She tilts her head, studying me. I stare back, letting her see the granite edge I present to the world. Most people flinch. Betas look away. Omegas usually scent my aggression and submit.
Star just smiles. “You’re scowling.”
“I’m always scowling.”
“Good to know.” She stretches, catlike, and my fists clench at my sides. I want to touch her. Want to drag her back under me and spend the next week proving she’s mine. “So… what now?”
The question is a dangling noose.
I don’t have an answer. I have obligations. A contract I signed in ink and boardroom silence, a future that doesn’t have room for honeysuckle and heat. It means less than nothing to me. It would mean everything to Star... If she knew.
“Now?” I scrape a hand over my stubbled jaw. “Now we get dressed. I have a meeting, work… I need to…”
Lies. There’s nothing on my calendar I can’t clear. But I need space, distance, air that doesn’t smell like honeysuckle, and bonding.
Her expression flickers—hurt, maybe, but she covers it fast. Too fast. That sunshine dims, and I hate myself.
“Oh. Right. Of course.” She stands, unsteady on her feet, and I move before my brain catches up. My hands catch her waist, steadying her. She’s so small compared to me. Delicate in a way that makes my protective instinct snarl and snap at its cage.

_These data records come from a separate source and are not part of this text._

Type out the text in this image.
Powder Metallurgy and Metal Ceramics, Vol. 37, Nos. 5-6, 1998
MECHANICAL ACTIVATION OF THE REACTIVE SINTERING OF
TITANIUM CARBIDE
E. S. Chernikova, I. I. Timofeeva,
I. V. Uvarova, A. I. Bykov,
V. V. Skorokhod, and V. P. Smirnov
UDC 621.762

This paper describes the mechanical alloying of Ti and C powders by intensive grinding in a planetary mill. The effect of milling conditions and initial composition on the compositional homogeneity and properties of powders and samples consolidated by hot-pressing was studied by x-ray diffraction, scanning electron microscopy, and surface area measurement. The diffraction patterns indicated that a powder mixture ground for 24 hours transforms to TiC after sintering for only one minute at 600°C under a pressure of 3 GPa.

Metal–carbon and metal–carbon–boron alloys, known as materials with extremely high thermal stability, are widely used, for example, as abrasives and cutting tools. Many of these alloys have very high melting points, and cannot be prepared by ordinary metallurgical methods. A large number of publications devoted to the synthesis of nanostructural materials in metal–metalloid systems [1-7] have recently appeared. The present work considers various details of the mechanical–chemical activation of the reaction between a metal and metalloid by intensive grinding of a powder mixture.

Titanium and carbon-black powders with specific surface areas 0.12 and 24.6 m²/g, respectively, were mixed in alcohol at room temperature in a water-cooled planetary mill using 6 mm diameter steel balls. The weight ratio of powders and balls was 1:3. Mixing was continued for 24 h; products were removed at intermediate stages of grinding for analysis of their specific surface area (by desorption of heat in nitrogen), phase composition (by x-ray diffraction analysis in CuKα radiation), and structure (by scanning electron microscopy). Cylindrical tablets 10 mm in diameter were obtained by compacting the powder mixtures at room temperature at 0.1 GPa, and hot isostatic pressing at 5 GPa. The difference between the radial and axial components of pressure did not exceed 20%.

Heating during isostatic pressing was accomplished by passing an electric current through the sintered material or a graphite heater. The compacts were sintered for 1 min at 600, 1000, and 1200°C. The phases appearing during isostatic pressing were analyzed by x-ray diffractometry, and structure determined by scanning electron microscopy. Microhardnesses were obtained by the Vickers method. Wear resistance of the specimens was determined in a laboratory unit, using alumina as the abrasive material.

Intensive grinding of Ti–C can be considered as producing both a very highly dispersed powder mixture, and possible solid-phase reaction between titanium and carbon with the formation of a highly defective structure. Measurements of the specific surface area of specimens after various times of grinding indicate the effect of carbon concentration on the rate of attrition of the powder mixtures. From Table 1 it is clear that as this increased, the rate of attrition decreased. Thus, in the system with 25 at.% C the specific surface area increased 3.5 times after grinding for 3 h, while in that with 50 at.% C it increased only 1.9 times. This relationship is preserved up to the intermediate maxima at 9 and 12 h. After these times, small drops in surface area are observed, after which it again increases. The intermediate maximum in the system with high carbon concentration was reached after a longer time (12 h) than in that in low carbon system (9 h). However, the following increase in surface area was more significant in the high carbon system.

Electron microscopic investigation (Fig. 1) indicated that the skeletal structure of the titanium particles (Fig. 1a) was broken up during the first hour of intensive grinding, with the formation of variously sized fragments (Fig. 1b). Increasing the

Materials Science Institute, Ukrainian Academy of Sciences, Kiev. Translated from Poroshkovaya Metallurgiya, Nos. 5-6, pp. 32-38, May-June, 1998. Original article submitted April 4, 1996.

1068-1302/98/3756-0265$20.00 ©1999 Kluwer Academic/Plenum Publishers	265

She looks up at me, fingers resting on my forearms. “I always wondered,” she says softly, “what it would be like. To be mated. To feel… complete.”
My blood ices.
“Star—”
“It’s okay.” She cuts me off, pressing a hand to my chest. Right over my heart, which is hammering like I’m in a fight. “I know it’s sudden. I know we’re strangers. But I felt it, Liam. The bond. It’s there.” Her thumb strokes my skin, gentle. Soothing. The way I’d calm a spooked animal. “I always hoped my alpha would be… well, someone like you.”
Someone like me. A lying bastard with obligations that don’t include her.
The words stick in my throat. I should tell her. Should rip this bandage off now, let her hate me before she’s in too deep. But her scent is wrapping around me, sweet and hopeful, and my father’s hollow eyes flash behind my lids.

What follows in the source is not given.